Obviously, with our love for all things meta and bizarre, one of our first dates in Paris, a city resplendent with Michelin star-rated restaurants, gourmet tasting menus, and plenty of delicious cheese and wine, was to eat takeout from Pizza Hut. Because America, and also because chèvre miel. "Chèvre miel?" you say, trying to recall the latest American Pizza Hut promotion with Chèvremielarama, complete with stuffed pepperoni crust and cheese ooze, or the coveted Chèvre Miel Meal for Eight Pack released in 2008, but stop trying. It doesn't exist outside of France.
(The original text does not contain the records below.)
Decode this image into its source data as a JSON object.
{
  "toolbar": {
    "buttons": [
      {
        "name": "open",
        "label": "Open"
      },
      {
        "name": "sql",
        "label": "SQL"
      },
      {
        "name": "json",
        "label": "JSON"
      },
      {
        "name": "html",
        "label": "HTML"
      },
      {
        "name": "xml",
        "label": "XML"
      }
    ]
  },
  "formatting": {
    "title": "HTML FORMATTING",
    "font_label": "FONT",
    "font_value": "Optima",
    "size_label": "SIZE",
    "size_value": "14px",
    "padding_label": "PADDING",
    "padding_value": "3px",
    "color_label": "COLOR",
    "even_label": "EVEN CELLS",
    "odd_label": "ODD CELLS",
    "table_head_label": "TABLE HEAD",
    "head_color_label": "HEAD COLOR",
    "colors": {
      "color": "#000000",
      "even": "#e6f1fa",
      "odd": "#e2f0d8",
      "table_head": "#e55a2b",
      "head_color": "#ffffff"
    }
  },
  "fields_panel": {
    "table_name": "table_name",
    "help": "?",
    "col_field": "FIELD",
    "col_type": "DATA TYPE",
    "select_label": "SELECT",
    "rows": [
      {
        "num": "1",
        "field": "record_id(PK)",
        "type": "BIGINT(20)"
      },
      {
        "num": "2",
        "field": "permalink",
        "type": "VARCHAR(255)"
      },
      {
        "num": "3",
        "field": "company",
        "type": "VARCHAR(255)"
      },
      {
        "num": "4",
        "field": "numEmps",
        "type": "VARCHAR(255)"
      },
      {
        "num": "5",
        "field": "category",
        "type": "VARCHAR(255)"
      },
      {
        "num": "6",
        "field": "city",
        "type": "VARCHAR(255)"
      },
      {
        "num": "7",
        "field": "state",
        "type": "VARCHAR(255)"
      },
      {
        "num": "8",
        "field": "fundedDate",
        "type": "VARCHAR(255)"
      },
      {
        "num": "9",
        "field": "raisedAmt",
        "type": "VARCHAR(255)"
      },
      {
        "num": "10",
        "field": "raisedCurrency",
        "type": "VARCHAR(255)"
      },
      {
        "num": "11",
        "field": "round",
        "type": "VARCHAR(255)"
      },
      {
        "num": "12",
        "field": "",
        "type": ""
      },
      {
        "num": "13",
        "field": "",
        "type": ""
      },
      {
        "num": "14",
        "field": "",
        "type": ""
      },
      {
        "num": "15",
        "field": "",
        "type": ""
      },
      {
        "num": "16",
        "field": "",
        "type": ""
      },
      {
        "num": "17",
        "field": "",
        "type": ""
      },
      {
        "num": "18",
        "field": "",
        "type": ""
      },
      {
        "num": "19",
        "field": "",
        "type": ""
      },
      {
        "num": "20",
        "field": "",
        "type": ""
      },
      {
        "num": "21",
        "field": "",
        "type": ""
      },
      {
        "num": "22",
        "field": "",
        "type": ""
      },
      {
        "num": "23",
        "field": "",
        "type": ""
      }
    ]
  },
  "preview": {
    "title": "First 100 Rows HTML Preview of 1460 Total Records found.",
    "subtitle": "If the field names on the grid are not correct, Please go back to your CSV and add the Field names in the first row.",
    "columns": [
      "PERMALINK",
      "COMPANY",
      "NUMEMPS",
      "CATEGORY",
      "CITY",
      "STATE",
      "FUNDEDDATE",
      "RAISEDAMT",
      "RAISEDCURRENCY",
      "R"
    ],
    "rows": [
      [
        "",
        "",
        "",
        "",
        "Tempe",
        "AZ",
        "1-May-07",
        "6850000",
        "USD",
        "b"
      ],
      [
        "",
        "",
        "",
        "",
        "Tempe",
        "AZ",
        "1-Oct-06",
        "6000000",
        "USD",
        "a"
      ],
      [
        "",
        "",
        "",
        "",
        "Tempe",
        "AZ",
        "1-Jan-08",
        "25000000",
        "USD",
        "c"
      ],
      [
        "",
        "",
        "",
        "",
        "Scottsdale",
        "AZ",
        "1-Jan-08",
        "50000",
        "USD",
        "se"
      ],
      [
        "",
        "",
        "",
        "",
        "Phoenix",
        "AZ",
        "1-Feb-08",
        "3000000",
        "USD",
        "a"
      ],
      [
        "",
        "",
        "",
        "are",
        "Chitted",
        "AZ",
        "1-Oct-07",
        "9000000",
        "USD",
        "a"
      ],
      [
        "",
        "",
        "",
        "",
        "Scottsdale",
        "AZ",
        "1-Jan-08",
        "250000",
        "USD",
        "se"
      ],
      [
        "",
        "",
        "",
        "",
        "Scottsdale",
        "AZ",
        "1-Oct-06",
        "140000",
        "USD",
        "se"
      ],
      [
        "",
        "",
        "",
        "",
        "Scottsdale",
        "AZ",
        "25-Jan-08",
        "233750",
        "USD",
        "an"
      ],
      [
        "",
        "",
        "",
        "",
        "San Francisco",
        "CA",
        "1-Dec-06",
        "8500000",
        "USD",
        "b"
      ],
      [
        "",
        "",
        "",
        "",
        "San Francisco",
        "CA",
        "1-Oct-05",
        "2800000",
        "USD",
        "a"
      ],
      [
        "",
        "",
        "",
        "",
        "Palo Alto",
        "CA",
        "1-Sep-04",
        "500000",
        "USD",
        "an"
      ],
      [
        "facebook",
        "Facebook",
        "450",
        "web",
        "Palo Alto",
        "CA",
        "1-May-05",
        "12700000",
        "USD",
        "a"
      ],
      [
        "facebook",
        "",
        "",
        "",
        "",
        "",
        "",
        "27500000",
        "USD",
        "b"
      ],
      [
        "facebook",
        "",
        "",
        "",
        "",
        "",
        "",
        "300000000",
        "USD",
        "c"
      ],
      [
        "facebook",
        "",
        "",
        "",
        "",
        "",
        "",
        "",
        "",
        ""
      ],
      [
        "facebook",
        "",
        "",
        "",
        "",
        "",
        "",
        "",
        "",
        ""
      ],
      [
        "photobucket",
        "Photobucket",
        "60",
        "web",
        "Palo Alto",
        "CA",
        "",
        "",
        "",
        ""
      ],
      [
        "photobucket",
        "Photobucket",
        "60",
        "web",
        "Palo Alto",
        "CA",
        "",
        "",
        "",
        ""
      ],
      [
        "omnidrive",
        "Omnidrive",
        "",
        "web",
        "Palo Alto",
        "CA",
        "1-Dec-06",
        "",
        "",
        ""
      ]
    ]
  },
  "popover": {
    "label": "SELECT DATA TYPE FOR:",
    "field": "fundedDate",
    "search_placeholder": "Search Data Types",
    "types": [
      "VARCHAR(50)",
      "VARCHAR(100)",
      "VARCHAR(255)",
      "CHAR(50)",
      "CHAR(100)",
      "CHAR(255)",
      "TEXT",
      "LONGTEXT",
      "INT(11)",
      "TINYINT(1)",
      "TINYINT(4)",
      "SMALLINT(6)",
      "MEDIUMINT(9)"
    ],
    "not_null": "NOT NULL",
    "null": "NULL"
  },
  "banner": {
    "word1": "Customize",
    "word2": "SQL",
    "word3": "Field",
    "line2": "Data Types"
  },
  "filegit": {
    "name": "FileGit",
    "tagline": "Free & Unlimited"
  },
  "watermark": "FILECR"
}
And yes, it means what you think it means. There is goat cheese on this pizza from Pizza Hut, the company that brought you pizza with a cheeseburger crust and space pizza. Baked goat cheese drizzled with honey. And yes, you're still alive, and Darth Vader was Luke's father the whole time. Mind blown yet? I should also mention that this pie was presented to me by my server
like a bottle of 1982 Lafite-Rothschild, box open, hopeful beam upon her
face that I would not scoff and discard such a masterpiece of lactose
It gets weirder, like some sort of reverse classicist restaurant franchise. Ye Olde Pizzae Hutten circles the pie with stuffed crust Cheesy Fun Bites, attached at the bread like hangnails, surrounding the mother pie like suckling puppies and breaking off if you even so much as look at the pizza the wrong way. Luckily, the pizza part of it tastes pretty decent, even if the crust bites are the Two-Face of a generally well-maintained Harvey Dent pie.
Seriously, they are both awful and easy to eat, two bites of salt, semi-melted string cheese, and a hasty melange of spices. There is no reason, unless you have a rare salt lick deficiency, to be eating these bites. They lack balance and flavor, merely offering the comforting texture of solids to occupy your mouth while waiting for the molten hot pizza to cool. They're a little dry, but Pizza Hut has a solution for that, and that solution is more oil. Peppered lubrication in single-use packets, to be precise.
As I mentioned, I was kind of smitten with the pizza part, at least as smitten as anyone can be with a sweaty triangle of various dairies. The components- an herbaceous cream cheese sauce, crispy mozzarella-esque cheese, and thick rounds of creamy goat cheese with honey, were well-balanced, if depressing to look at once free of its crust lesions. With each bite, the salinity and sweetness had a tasty equilibrium, neither one overly cloying or sharp. Ultimately, though, the poor quality of the mozzarella, stringy and tough, made it unpleasant to eat more than a slice or two. The combination is bold for a franchise, and in the right hands, could make for a wonderful pizza pie. However, with Pizza Hut, it lacks the care and higher-quality ingredients to devote to this pie alone. How else can they serve La Louisiane and Big Spicy Texan pizzas? How can they sleep at night?